SCHLAGZEILEN ZUM BRUSTKREBSRISIKO KÖNNEN VERSCHIEDEN INTERPRETIERT WERDEN

Ein letztes Beispiel: Über Östrogene und Brustkrebs können Sie heutzutage in den Medien alles Hören und Lesen. Viele der Schlagzeilen sind publikumswirksam, nicht korrekt, aber auch nicht ganz falsch. Die Schlagzeilen lassen verschiedene Verhaltensweisen aufkommen, nicht zuletzt, weil wir unterschiedliche Erfahrungen in unserem Leben mit Gesundheitsproblemen, unterschiedliches Wissen und einen individuellen Stoffwechsel aufweisen. Jeder kann sich herauspicken, was ihm gerade beliebt. Bekanntlich sagen statistische Aussagen nichts über den einzelnen Menschen aus. Verschiedene Verhaltensweisen aber beinhalten Gleichgültigkeit, Verunsicherung, Besserwisserei, Verängstigung, Überforderung oder Anreiz zur Auseinandersetzung und Weiterbildung. Dank der Gentechnologie wurde die molekularbiologische Diagnostik auch im Bereiche des Östrogenstoffwechsels stark verbessert. Die unterschiedliche individuelle Reaktion auf die unzähligen Möglichkeiten der Östrogensubstitution sind dadurch teilweise erklärbar. Auch die Beurteilung aus dem Östrogensoffwechsel im Körper bezüglich des persönlichen Mammacarcinomrisikos über die anamnestischen Risiken hinaus ist deshalb präziser zu fassen. Die Schlagzeile „Östrogene verursachen Brustkrebs“ ist eben stark zu relativieren bzw. auch auf das persönliche Brustkrebsrisiko hinunterzubrechen. Eine Entscheidungshilfe dazu ist die Bestimmung von einigen Enzymen im Östrogenstoffwechsel.
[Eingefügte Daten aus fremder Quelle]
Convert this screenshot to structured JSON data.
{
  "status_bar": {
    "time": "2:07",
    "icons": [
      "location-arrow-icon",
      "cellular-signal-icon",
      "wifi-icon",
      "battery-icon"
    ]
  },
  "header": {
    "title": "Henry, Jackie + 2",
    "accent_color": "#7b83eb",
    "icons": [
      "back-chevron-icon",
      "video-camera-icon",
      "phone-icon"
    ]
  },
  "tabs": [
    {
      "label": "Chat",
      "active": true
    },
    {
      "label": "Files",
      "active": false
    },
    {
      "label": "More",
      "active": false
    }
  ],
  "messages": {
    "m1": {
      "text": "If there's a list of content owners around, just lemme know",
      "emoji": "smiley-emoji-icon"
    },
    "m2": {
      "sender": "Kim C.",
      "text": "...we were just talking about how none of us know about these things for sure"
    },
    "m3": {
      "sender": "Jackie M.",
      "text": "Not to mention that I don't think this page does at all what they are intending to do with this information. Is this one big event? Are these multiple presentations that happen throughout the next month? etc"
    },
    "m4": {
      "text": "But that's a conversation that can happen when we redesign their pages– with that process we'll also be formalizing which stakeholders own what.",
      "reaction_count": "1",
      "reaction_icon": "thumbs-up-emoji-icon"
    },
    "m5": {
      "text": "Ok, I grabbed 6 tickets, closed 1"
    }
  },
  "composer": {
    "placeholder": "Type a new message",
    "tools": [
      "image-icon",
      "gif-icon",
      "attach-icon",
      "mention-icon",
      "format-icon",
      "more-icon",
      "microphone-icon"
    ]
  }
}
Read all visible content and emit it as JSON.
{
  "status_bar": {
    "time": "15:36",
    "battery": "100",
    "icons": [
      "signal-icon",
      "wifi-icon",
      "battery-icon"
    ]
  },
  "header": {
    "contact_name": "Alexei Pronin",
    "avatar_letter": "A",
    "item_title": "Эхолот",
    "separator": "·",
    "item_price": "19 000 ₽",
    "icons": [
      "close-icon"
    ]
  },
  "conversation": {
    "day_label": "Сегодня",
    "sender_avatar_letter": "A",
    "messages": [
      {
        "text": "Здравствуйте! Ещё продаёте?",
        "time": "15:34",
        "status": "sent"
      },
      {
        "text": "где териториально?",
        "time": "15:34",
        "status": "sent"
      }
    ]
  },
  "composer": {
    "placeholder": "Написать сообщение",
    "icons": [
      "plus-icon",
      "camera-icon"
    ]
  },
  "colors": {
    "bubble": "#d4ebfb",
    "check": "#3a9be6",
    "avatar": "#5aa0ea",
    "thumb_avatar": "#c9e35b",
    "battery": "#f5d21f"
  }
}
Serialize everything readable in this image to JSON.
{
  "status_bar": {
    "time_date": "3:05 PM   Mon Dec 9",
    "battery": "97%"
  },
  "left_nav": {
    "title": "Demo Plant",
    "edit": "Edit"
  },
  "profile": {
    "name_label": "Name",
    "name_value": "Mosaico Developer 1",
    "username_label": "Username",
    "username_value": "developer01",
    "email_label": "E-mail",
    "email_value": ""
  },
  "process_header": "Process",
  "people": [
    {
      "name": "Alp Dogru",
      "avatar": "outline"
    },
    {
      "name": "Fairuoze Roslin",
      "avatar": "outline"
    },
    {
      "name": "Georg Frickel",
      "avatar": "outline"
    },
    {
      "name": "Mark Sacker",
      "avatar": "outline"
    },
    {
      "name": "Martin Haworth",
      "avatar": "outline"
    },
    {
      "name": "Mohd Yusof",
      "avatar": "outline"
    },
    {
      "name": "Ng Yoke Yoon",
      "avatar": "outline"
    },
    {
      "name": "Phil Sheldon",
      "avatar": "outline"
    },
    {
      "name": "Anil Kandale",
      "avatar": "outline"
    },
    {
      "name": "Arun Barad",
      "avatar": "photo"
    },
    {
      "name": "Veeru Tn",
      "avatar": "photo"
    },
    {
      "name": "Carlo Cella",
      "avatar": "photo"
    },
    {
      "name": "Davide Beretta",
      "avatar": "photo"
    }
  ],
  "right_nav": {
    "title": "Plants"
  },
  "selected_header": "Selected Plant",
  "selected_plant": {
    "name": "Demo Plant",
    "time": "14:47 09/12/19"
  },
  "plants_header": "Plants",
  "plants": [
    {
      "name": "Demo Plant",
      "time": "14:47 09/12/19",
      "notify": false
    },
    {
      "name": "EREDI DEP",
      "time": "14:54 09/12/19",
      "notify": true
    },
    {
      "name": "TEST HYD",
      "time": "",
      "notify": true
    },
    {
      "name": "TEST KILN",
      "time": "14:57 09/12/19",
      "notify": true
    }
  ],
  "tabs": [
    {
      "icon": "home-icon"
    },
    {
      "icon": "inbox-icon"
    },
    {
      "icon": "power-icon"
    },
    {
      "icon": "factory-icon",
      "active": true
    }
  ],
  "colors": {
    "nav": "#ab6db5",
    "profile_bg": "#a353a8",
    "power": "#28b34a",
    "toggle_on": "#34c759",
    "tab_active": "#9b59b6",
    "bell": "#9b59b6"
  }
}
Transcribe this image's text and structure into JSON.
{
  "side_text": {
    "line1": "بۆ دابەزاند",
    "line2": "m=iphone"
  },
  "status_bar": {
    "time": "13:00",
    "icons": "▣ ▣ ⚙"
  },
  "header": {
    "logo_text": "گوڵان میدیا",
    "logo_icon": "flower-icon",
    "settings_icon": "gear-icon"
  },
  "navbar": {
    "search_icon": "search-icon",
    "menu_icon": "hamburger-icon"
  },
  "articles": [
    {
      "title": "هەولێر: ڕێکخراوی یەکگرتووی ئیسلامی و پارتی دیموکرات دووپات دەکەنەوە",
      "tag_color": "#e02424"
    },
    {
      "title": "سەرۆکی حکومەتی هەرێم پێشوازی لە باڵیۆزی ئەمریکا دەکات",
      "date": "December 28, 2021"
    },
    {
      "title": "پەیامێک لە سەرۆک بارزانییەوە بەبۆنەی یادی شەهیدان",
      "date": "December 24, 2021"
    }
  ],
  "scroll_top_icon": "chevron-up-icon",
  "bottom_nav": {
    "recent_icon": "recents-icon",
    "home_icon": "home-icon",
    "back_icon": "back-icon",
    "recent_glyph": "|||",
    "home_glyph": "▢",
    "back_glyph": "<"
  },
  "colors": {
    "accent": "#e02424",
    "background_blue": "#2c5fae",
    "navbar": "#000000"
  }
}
Diese Enzyme werden durch Gene induziert. Nun gibt es in diesen Genen auch Punktmutationen, d.h. es wird lediglich eine Aminosäure durch eine andere ersetzt und daraus entsteht ein anderes Enzym, das z.B. die Östrogene langsamer abbaut und somit zu längerer Verweildauer der Östrogene im Körper führt. In dieser Situation kann die zusätzliche Zufuhr von hochdosierten Östrogenen das Brustkrebsrisiko ansteigen lassen und die Dosierung sollte der veränderten Stoffwechselsituation nach unten angepasst werden oder überhaupt in Frage gestellt werden. Die Schlagzeile liest sich aber so, als ob alle Östrogengaben über kurz oder lang zu Brustkrebs führen. Neben diesen angedeuteten polymorphen Mutationen und den familiären, genetischbedingten Brustkrebsrisiken führen aber auch das Rauchen, der Alkohol, zu kalorienreiche Ernährung (versteckte Fette) mit vielen tierischen Eiweissen und wenig ungesättigten Fettsäuren und viele weitere Faktoren zu erhöhtem Brustkrebsrisiko.

Fazit

In der heutigen Zeit besteht die Tendenz, emotional zu argumentieren. Eine rationale Gegenargumentation hat es bekanntlich viel schwieriger, akzeptiert zu werden. Hierzu braucht es aber Wissen – und da kann uns der gesunde Menschenverstand zu Hilfe kommen.